Within the init method, you can customize:

  • app name
  • config "layers" and their order (load_from)
  • location of the folder for the configuration file (conf_location)
  • name of the configuration file (conf_file_name)

For more detail see BaseConfig.init

Testing

The easiest usage of configuration is as an imported singleton. But when you want to write tests on top of that, it can cause issues. That's why yaucl exposes BaseConfig.load(reset=True) which resets the configuration to the default and loads it again.

Generating documentation

yaucl can't do it all for you, but it can generate a skeleton of the documentation. Instantiate your config class with init and then call generate_markdown_skeleton. Paste the skeleton to your README/documentation and fill in the missing information, such as option descriptions.
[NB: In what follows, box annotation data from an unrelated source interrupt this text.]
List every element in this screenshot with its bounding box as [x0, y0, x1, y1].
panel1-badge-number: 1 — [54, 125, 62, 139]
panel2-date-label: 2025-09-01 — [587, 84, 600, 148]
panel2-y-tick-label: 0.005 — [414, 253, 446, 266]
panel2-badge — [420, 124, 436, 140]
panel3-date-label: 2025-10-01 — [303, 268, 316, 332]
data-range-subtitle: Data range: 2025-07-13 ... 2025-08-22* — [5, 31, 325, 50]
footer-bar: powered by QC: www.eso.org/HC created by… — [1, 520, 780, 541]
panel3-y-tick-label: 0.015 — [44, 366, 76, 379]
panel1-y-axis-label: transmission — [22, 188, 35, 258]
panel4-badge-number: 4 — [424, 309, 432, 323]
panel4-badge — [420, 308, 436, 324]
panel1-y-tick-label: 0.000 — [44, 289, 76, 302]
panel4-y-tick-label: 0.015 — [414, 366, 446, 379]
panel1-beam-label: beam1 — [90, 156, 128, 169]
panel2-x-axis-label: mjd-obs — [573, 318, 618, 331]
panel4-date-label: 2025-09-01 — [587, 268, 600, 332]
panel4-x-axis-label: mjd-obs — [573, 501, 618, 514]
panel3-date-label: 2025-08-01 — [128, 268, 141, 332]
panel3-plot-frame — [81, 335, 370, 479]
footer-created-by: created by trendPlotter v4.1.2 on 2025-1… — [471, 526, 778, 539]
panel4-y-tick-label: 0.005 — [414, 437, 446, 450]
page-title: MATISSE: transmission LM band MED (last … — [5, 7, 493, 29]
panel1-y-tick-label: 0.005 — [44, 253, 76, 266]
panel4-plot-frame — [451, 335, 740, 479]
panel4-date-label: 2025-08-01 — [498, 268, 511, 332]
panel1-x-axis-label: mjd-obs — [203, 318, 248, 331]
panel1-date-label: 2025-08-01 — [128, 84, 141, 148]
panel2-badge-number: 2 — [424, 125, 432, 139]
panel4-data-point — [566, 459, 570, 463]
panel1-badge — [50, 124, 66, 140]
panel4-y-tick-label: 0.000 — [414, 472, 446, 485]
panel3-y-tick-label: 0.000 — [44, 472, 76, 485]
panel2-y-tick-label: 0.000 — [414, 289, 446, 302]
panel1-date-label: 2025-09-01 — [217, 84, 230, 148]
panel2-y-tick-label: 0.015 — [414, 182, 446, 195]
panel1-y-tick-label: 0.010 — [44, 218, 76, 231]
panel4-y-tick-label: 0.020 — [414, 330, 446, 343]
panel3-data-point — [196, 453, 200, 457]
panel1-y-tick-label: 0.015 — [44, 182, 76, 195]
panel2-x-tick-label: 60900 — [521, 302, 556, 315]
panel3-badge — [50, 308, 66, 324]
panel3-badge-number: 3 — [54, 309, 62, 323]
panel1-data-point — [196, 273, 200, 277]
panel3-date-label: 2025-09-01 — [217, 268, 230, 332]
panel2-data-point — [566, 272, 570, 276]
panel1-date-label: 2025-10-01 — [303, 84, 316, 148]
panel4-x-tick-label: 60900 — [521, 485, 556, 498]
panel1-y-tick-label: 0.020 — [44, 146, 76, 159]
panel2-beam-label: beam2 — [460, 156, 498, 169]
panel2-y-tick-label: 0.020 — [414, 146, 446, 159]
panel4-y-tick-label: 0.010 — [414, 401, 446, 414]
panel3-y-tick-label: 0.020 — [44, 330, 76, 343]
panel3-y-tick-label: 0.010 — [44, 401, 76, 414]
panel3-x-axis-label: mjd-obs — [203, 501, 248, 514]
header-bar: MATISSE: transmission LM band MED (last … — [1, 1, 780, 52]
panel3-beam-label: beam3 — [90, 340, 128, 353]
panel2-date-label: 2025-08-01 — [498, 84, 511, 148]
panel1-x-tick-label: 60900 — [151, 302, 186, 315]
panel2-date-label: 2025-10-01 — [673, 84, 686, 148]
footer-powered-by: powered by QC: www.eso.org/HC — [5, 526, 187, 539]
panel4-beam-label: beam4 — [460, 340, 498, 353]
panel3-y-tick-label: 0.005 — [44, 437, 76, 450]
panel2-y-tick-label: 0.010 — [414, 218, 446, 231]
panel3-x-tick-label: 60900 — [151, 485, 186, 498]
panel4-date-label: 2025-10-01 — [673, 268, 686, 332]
Feel free to add examples or adjust it as you see fit.

Extending configuration methods

If you don't want to upstream (or the PR won't get accepted), you can extend BaseConfig. To add a source option, you need to implement at least load_from_{source} method. Keep in mind that the same should probably be done for BaseSectionConfig. Take a look at toml/env loader methods as an inspiration. For full compatibility, also define _{source}_doc.

You can extend yaucl in more ways than just this, if a behavior doesn't suit you, overload it!

CLI arguments

yaucl (currently) doesn't support argparse/click/... out of the box because there isn't "one" way to do it. Another reason being that if arguments were read inside yaucl, it would be challenging to override the config file, as that's done at a different time than the actual configuration.

Advanced types

Basic types are any types that return the correct value if called from string, e.g., int("6"). Non-basic type requires additional logic, for example bool("False") would return True even though that's probably not what the user meant.

The following non-basics are supported: bool, list, typing.Literal.

Mixed lists are not supported and can only contain basic types.

Literal (enum) is expected to have either strings or ints inside.

When a conversion fails, it is treated as if the value wasn't provided.